Gli “esclusi”, i “deprivati” che formano il sempre più consistente bacino elettorale dei “populismi” sono un corpo sociale nuovo, risultato della cosiddetta proletarizzazione del ceto medio. Ed è quel corpo che il sociologo italiano Emanuele Ferragina ha chiamato “La maggioranza invisibile” (BUR Rizzoli 2014). Se un partito politico fosse in grado di intercettare quel tipo di malumore, quel tipo di istanza, quel tipo di rivendicazione e portarlo in una cornice di pensiero capace di produrre un’azione politica “redistributiva”, allora potrebbe contare su un grandissimo consenso popolare.
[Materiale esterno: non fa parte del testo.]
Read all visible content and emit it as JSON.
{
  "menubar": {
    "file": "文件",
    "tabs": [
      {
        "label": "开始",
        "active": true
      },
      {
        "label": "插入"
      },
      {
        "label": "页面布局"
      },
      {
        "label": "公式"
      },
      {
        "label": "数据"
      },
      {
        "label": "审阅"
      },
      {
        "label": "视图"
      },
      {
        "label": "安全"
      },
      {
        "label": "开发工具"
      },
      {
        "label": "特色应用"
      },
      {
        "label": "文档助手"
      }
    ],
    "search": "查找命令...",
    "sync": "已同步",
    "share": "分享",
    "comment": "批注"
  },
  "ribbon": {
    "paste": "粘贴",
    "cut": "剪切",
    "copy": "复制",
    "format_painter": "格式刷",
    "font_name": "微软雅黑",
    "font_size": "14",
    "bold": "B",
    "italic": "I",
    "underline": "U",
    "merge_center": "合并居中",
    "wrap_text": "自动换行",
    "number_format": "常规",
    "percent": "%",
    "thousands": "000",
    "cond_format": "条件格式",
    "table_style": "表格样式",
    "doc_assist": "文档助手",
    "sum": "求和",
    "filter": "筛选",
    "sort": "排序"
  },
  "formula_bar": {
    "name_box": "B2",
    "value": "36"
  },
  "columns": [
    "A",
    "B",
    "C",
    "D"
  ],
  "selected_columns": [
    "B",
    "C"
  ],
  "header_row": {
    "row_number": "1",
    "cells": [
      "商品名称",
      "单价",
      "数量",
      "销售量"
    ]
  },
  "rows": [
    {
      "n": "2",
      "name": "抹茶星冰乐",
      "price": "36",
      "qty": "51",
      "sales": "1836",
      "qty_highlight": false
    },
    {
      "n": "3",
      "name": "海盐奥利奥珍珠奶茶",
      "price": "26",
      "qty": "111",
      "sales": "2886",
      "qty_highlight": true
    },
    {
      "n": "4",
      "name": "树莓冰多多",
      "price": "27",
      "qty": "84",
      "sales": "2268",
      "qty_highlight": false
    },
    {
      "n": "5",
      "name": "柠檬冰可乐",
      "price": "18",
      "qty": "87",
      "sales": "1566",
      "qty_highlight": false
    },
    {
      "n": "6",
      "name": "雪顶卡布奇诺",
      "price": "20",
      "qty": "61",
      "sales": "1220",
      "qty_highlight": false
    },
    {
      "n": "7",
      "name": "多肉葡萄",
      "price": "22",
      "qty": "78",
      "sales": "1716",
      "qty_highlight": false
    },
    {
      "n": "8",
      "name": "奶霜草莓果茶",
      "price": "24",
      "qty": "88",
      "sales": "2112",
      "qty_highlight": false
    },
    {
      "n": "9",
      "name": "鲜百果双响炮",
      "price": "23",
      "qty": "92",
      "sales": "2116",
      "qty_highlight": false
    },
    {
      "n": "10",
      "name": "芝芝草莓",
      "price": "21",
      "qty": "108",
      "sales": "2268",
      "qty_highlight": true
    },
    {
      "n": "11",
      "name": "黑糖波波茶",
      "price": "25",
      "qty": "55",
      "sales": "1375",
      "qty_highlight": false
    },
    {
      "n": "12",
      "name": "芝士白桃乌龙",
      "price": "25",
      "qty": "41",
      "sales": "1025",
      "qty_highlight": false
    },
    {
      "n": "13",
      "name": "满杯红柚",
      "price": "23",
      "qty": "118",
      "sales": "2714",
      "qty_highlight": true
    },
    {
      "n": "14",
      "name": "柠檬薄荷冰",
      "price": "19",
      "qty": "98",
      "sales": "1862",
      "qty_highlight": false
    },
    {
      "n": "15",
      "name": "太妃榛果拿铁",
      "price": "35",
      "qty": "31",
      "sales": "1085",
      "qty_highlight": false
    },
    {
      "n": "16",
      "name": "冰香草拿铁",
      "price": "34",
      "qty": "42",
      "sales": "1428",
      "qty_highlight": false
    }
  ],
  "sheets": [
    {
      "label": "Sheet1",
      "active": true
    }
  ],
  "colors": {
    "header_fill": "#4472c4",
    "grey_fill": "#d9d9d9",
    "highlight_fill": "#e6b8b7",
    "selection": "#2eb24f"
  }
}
E per farlo, si deve ricorrere a qualsiasi mezzo comunicativo per radicare il messaggio. L’idea di “creazione di popolo” sta un po’ alle fondamenta del discorso del “populismo democratico” portato avanti dal gruppo di Senso Comune, uno spazio di elaborazione che si è costruito attorno a un manifesto che spiega le linee guida per cui: “La soluzione alla crisi politica ed economica che soffre l’Italia è un populismo democratico, che unisca i cittadini che in questo momento non si sentono rappresentati e li coinvolga nella costruzione di un paese più libero e più giusto”. Tra gli estensori, c’è Paolo Gerbaudo, sociologo di stanza a Londra che ha recentemente dato alle stampe The Mask and the Flag: Populism, Citizenism, and Global Protest (Hurst 2017), in cui si vuole esplorare la nascita e crescita delle nuove forme di partecipazione politica nelle piazze come risposta alla nuova Grande Trasformazione (dalla primavera araba al caso di Bernie Sanders, che meriterebbe una trattazione a parte).
Secondo Pankaj Mishra stiamo vivendo in una vera e propria “età della rabbia” (dal titolo del suo ultimo libro Age of Anger, Farrar Strauss & Giroux 2017). Una reazione “fisiologica” al tradimento delle promesse di libertà, stabilità e crescita proposte dalla politica come “élite” liberale (sia di destra, che di sinistra). Una reazione violenta e distruttiva che si esprime nel voto “deprivato”. Marco Revelli chiude Populismo 2.0 definendo questo periodo “l’età del vuoto”, abitato da un «popolo di vittime» senza sbocchi. «[…] non si trova» infatti “Nessun protagonista politico, nessun candidato alla rappresentanza di questi perdenti della new economy”. Ma ogni apparente rivoluzione sembra essere vana. Da un lato, per i motivi sopra spiegati da Dardot e Laval; dall’altro, perché: “Quasi ovunque l’agitazione neo populista in basso viene utilizzata apertamente da chi sta in alto, senza apparente contraddizione” conclude Revelli. “E forse questo spiega il motivo per cui le élite governanti d’Europa, e con essere a maggior parte del sistema di informazione di sistema, pur fingendo indignazione timore nei confronti di queste insorgenze […] non fanno che rafforzare nel seguito”.
Alla fine, c’è un solo elemento che, pur nel nuovo scenario, pur con un corpo sociale totalmente frammentato, atomizzato e non rappresentato, pur nella paura imperante, rimane sempre uguale a se stesso e capace di auto-alimentarsi assorbendo, e quindi normalizzando, ogni spinta sinceramente rivoluzionaria o anche solo “di rottura”. Da destra come da sinistra. E non c’è “populismo” (che sia di merito, di metodo, di strategia o di sentimento) che tenga. Il potere. Come se cambiassero i mezzi, ma il fine ultimo rimanesse sempre lo stesso. Con le istanze che si assorbono e si disinnescano mentre lo “status quo” contro cui queste proteste si indirizzava non solo si auto-conserva, ma si rafforza.